To be clear, Ryan’s budget has absolutely no chance of becoming law. Although House Republicans will be loath to vote for a bill containing such politically divisive measures — 10 members of the GOP majority voted against the 2014 Ryan plan (although, in fairness, at least four thought it was insufficiently extreme) — they will likely pass Ryan’s proposal for the fourth consecutive year. It will then die a swift death in the Senate.

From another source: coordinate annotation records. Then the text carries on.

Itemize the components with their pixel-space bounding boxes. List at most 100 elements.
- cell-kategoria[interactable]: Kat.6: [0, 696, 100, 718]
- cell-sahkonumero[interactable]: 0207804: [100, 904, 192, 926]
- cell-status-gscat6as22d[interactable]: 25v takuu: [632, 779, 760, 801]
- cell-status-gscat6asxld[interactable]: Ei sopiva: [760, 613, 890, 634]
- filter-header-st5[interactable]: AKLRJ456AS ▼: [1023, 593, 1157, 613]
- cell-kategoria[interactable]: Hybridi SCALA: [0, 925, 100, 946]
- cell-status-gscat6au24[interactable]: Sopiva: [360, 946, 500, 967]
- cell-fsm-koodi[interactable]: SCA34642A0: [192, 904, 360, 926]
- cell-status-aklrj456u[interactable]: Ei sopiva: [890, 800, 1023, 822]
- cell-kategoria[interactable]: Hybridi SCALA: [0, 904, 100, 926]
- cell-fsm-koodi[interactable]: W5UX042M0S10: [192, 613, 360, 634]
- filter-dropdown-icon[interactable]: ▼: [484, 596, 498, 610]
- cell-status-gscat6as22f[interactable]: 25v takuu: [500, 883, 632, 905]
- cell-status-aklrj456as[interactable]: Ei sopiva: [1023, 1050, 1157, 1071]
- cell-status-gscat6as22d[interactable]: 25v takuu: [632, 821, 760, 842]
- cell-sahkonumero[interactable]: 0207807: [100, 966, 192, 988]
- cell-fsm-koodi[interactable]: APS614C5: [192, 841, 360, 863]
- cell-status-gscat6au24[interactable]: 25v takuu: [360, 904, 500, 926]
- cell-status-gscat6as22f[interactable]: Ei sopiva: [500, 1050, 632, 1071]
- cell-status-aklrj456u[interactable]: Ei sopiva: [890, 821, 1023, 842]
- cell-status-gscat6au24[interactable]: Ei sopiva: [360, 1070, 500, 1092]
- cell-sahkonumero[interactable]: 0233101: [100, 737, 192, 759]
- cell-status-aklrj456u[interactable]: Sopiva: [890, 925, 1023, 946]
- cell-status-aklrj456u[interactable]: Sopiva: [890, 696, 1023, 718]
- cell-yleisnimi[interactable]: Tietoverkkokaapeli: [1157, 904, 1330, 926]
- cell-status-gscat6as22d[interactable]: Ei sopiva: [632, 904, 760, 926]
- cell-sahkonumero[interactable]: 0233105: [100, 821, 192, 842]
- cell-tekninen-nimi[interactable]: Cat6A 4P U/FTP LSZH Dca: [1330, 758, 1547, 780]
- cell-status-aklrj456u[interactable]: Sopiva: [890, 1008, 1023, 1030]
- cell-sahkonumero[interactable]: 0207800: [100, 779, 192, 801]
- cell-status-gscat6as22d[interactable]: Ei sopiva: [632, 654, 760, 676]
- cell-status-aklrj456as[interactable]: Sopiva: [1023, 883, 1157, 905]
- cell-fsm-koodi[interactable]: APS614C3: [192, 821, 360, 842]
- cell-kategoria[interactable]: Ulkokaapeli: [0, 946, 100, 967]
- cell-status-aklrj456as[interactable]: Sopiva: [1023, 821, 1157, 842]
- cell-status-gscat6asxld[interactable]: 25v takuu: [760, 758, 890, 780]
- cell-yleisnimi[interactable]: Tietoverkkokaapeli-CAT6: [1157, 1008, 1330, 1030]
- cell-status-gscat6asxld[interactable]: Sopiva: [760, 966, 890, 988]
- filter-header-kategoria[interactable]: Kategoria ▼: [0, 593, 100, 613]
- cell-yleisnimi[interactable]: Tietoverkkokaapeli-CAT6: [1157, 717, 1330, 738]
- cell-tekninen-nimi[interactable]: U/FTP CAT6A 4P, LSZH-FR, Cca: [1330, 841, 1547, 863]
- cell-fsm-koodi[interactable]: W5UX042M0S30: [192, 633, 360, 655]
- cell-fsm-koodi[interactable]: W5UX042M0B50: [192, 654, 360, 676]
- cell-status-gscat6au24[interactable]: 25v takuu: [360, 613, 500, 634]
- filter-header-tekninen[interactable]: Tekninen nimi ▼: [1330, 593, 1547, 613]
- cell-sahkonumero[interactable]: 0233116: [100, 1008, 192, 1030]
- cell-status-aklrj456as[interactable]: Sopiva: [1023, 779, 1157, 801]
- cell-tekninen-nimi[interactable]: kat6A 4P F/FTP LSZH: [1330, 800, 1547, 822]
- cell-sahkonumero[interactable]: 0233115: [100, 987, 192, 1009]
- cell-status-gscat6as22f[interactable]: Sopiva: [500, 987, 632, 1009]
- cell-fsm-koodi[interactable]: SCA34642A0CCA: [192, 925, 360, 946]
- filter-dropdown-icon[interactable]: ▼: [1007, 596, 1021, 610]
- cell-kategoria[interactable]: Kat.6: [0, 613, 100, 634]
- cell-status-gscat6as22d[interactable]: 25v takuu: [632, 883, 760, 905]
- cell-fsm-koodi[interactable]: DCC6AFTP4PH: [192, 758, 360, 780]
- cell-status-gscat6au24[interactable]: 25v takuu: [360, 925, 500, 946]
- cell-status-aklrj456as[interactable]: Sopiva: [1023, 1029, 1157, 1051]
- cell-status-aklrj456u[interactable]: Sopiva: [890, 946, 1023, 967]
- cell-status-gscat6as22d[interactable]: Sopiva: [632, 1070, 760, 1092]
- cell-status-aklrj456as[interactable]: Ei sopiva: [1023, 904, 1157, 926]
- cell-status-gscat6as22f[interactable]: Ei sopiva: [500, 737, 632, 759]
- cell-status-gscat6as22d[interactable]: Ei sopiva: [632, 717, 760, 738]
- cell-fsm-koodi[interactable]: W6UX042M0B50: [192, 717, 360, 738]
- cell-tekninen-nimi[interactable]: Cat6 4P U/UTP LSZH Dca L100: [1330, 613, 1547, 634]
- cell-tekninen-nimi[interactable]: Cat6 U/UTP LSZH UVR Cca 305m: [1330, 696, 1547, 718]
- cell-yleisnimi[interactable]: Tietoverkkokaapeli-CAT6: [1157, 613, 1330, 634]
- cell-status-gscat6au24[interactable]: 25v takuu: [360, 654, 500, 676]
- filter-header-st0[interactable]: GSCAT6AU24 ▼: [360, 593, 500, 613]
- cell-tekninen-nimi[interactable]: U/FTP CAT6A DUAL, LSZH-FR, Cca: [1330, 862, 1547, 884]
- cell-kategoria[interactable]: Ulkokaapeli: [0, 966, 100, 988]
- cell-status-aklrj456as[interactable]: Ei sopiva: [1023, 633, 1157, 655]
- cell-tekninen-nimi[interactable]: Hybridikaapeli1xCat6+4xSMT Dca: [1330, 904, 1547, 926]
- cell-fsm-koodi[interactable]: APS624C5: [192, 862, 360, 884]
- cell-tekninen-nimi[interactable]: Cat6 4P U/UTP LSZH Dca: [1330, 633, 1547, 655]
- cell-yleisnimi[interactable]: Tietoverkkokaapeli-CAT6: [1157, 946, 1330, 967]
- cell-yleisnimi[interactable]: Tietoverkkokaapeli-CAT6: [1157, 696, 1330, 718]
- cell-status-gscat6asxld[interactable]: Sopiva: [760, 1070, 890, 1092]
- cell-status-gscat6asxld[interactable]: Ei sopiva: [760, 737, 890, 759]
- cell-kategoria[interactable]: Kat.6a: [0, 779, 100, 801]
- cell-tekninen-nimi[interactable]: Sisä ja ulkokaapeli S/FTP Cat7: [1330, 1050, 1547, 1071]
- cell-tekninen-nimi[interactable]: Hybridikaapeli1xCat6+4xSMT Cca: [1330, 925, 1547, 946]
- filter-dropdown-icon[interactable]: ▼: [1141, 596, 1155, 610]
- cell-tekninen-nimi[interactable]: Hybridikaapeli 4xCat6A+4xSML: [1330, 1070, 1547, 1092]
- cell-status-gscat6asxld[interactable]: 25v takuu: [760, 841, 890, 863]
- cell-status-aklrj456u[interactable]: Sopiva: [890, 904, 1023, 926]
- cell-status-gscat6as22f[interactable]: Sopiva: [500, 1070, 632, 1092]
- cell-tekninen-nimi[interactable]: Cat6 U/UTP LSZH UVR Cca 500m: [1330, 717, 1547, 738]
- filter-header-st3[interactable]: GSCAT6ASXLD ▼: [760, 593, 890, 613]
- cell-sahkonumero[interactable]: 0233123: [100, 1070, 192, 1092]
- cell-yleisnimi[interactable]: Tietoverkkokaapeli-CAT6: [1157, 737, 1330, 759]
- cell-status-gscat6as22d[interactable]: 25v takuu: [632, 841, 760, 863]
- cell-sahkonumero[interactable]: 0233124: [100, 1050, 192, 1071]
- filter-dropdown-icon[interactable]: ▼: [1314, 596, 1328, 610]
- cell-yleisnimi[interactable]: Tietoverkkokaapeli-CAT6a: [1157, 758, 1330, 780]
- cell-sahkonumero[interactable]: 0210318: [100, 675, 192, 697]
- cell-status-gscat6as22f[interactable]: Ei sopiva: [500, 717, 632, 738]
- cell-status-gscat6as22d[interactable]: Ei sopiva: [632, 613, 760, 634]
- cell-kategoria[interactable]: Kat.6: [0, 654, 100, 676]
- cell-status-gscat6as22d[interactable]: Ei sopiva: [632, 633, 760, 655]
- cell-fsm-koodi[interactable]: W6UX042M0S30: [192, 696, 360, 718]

Even though it will never be enacted, however, the plan from the GOP’s top budget expert provides a clear reminder of the Republican House majority’s priorities: Shrink the government (except for defense spending), refuse to raise even a penny of new revenue, and repeal Obamacare. Never mind the fact that the math doesn’t add up, and it will never actually be passed.

Ironically, just hours before Ryan announced his latest “vision document,” Rep. Dave Camp (R-MI) — the last House Republican to offer a serious fiscal plan — announced his intention to retire at the end of this term. Weeks ago, Camp proposed a comprehensive tax reform plan that used actual numbers to propose actual changes to the system — and was instantly shunned by both parties for his trouble.

When Camp leaves Congress next year, his powerful position as chairman of the House Ways and Means Committee is expected to go to — you guessed it — Paul Ryan.